US banking regulators at the Office of the Comptroller of the Currency 
issued guidance about laundering and correspondent banking in September. 
However, according to the Senate investigation, US banks have operated 
correspondent accounts "in an atmosphere of complacency, with lax due 
diligence, weak controls and inadequate responses to troubling information".

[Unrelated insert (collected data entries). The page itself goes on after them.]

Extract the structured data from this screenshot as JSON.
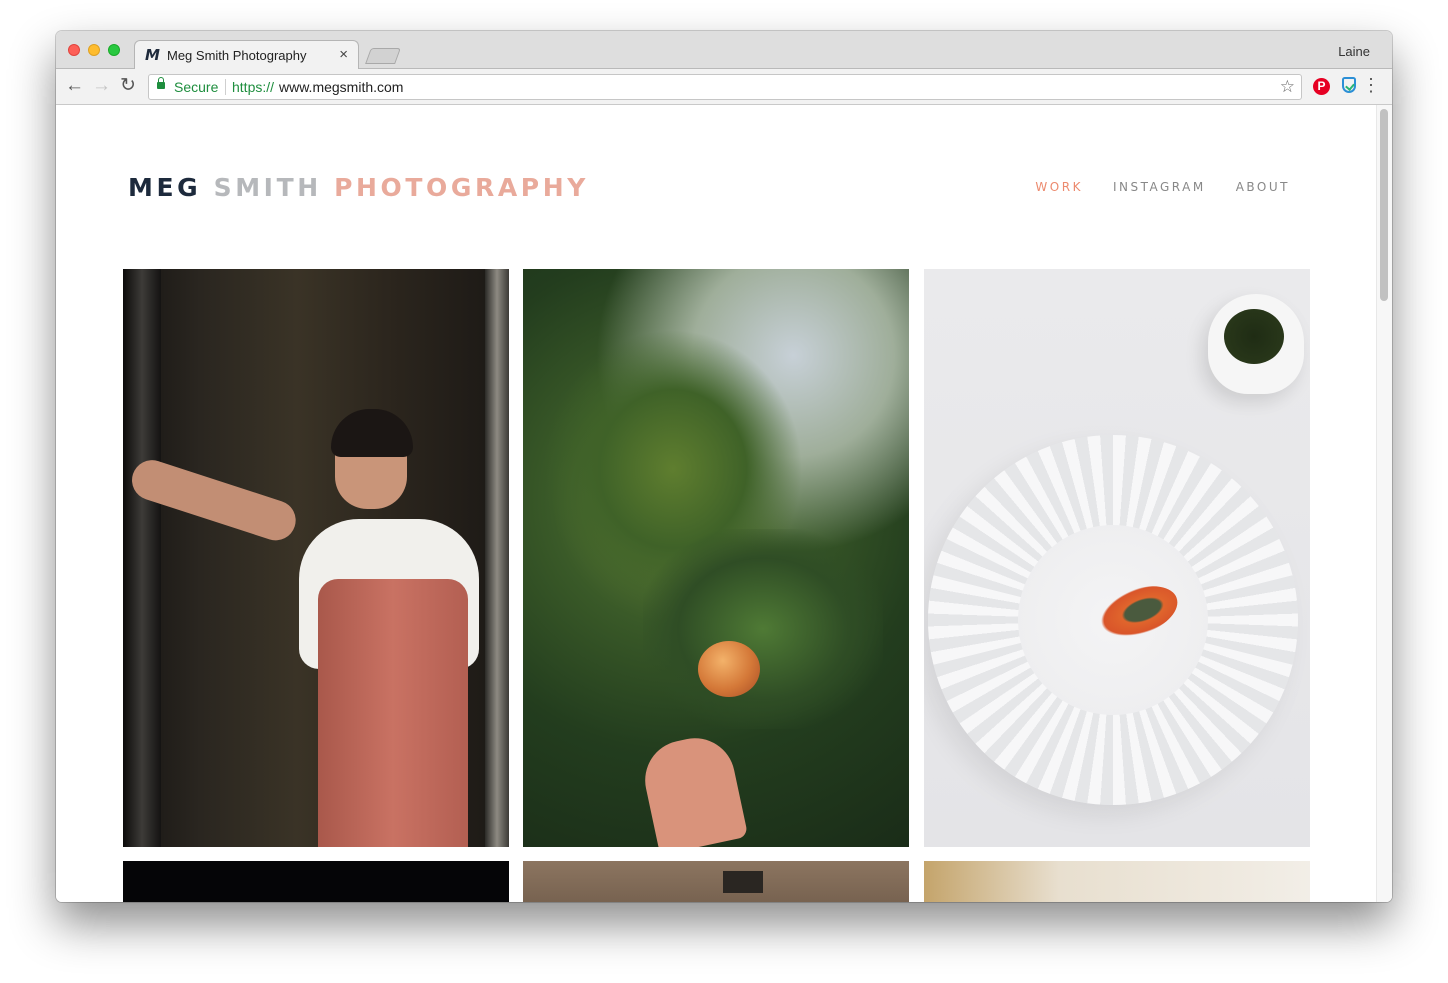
{
  "browser": {
    "tab": {
      "favicon": "M",
      "title": "Meg Smith Photography",
      "close": "×"
    },
    "profile": "Laine",
    "omnibox": {
      "security_label": "Secure",
      "url_scheme": "https://",
      "url_host": "www.megsmith.com"
    },
    "nav_icons": {
      "back": "←",
      "forward": "→",
      "reload": "↻",
      "star": "☆",
      "menu": "⋮"
    },
    "extensions": {
      "pinterest": "P"
    }
  },
  "site": {
    "logo": {
      "word1": "MEG",
      "word2": "SMITH",
      "word3": "PHOTOGRAPHY"
    },
    "nav": [
      {
        "label": "WORK",
        "active": true
      },
      {
        "label": "INSTAGRAM",
        "active": false
      },
      {
        "label": "ABOUT",
        "active": false
      }
    ],
    "gallery_row1": [
      "chef-portrait-photo",
      "peach-tree-photo",
      "plated-dish-photo"
    ],
    "gallery_row2": [
      "dark-photo",
      "wooden-door-photo",
      "outdoor-photo"
    ]
  },
  "colors": {
    "nav_active": "#ec8a6e",
    "logo_dark": "#1d2a3c",
    "secure_green": "#1e8e3e"
  }
}
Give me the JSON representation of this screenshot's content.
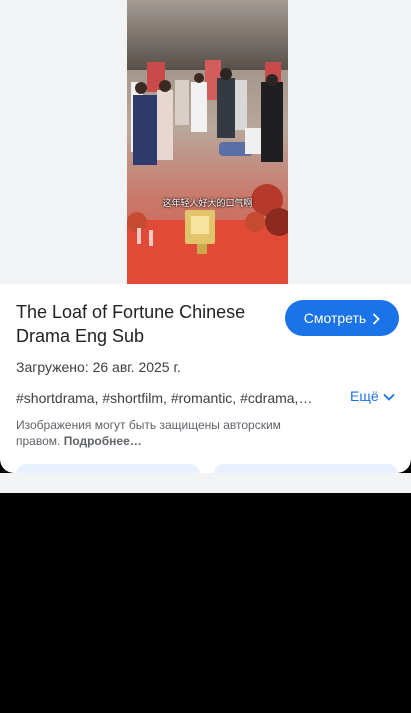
{
  "image": {
    "subtitle_text": "这年轻人好大的口气啊"
  },
  "result": {
    "title": "The Loaf of Fortune Chinese Drama Eng Sub",
    "watch_label": "Смотреть",
    "uploaded": "Загружено: 26 авг. 2025 г.",
    "tags": "#shortdrama, #shortfilm, #romantic, #cdrama, #chinesedrama",
    "more_label": "Ещё",
    "copyright_text": "Изображения могут быть защищены авторским правом.",
    "learn_more": "Подробнее…"
  },
  "colors": {
    "accent": "#1a73e8",
    "text": "#202124",
    "secondary": "#5f6368"
  },
  "icons": [
    "chevron-right-icon",
    "chevron-down-icon"
  ]
}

Often, bank staff responsible for correspondent accounts were seen as sales 
staff, who were expected to attract new business and had no training to 
detect laundering.

The report found that correspondent accounts were used to transfer cash 
from internet gambling, and that Chase Manhattan was "fully aware" that its 
accounts were handling such funds. Internet gambling is illegal in several 
US states.

"Bank of America disclosed that it did not know until tipped off by . . . 
investigators the correspondent account it provided to St Kitts-Nevis- 
Anguilla National Bank was being used to move hundreds of millions of 
dollars in internet gambling proceeds," the report said.

The Bank of New York told the investigation it did not set up money 
laundering controls on accounts held by the British Bank of Latin America, 
based in Colombia, which allegedly handled Dollars 2.7m in drug money 
through its correspondent account. The Bank of New York received two 
seizure orders alleging drug proceeds were being laundered through the account.

According to the Senate study, several US banks failed to meet their 
internal requirements to visit the foreign banks, while others failed to 
collect documentation such as copies of bank charters and financial statements.